Analysis of misdiagnosis causes of suprasellar arachnoid cysts

2020 
Objective: To investigate the causes of misdiagnosis of suprasellar arachnoid cysts, analyze its characteristics and put forward the diagnostic basis and differential points. Methods: The clinical data fo 97 cases of suprasellar arachnoid cysts diagnosed and treated in the neurosurgery department of Beijing Tiantan Hospital and Hebei General Hospital from March 2015 to March 2019 were analyzed retrospectively. All patients underwent CT and MRI scans with obstructive hydrocephalus. 13 cases were misdiagnosed, including 7 males and 6 females. First visit age 1-31 years old, with an average age of 6.3 years.
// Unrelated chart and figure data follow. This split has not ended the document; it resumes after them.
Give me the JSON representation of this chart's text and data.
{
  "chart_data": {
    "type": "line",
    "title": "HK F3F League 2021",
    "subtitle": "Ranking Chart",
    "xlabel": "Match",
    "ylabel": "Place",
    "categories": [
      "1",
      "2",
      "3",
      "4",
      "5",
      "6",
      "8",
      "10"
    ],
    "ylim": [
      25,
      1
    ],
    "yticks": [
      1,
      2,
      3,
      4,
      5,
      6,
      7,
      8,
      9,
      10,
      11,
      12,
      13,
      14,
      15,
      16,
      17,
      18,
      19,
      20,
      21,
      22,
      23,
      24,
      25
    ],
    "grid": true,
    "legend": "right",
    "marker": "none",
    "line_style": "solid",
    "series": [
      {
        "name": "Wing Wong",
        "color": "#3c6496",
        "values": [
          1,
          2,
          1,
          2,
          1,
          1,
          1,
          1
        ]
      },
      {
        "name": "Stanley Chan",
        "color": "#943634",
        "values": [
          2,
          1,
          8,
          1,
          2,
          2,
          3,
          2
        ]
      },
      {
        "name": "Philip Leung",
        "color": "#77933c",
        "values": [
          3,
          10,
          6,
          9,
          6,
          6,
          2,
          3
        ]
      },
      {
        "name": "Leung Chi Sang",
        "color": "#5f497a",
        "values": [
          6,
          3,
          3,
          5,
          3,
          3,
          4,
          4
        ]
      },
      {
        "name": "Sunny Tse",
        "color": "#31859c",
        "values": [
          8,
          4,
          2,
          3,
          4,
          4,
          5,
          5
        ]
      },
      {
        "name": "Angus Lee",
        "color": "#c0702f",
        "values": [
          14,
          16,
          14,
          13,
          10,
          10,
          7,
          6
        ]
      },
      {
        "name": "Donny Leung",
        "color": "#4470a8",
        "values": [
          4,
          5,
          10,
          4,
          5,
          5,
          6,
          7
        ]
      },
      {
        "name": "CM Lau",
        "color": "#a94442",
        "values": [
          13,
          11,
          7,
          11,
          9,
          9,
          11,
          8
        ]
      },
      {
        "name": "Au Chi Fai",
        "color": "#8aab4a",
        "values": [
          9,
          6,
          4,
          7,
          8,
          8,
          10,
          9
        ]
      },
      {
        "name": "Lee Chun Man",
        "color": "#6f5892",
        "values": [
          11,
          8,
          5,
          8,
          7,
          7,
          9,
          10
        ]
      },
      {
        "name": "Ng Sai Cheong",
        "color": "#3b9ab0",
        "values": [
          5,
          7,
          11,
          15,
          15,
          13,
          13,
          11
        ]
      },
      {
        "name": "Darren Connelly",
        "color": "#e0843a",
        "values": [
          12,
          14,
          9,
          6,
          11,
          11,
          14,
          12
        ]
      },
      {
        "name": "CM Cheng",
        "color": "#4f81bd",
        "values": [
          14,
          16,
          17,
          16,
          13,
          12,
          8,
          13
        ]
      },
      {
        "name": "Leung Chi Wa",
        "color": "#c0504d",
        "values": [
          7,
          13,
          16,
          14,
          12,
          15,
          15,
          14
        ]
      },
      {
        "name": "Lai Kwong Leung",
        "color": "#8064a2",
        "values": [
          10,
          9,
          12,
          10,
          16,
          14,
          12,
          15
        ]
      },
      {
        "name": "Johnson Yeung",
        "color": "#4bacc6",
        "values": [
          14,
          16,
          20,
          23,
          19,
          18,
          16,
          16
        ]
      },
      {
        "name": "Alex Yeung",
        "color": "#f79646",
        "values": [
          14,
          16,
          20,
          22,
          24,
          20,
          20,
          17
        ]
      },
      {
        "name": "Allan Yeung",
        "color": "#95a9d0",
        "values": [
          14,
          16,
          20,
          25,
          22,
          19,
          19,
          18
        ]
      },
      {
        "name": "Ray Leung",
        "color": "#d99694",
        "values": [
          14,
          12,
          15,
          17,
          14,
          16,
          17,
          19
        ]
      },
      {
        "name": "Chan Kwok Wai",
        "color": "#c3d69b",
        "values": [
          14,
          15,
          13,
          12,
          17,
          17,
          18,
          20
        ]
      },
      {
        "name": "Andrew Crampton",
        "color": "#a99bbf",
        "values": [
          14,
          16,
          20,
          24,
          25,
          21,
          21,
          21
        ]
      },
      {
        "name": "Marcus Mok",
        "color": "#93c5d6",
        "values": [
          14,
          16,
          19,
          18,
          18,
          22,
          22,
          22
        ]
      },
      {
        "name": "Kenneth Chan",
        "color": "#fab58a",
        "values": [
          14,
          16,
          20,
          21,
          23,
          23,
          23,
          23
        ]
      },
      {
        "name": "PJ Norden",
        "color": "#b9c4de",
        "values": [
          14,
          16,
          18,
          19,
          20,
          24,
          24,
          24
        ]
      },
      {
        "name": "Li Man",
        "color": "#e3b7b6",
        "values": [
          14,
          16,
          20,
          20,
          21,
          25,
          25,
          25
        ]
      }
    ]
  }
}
There were 10 patients younger than 6 years old. The remaining 15-year-old patients, 31-year-old patients and 26-year-old patients each have one case. 11 cases were misdiagnosed as obstructive hydrocephalus, 2 cases as cystic craniopharyngioma. Results: 13 cases were misdiagnosed and mistreated, 11 cases were treated with intraventricular and abdominal shunt, 9 cases were treated with neuroendoscopy and recovered well. One cases of intracranial hematomas underwent craniotomy again, the hematomas were removed again and the bone slise were decompressed. One case had fissured stable after shunt. There were no operative deaths and no complications in this group. After endoscopic reoperation, CT and/or MRI scans showed that the ventricle narrowed in varying degrees, some of them returned to normal size and the flow of cerebrospinal fluid (cerebrospinal fluid) was unobstruct at the end of magnetic resonance cerebrospinal fluid angiography (MRI) fistula after endoscopic reoperation. Conclusions: The incidence of suprasellar arachnoid cysts is low, it is rare in clinic and it is easy to misdiagnose and mistreate. At present, it is recognized that the best treatment methods are partial resection of endoscope cyst wall, cyst ventricle fistula and third ventricle floor fisthla.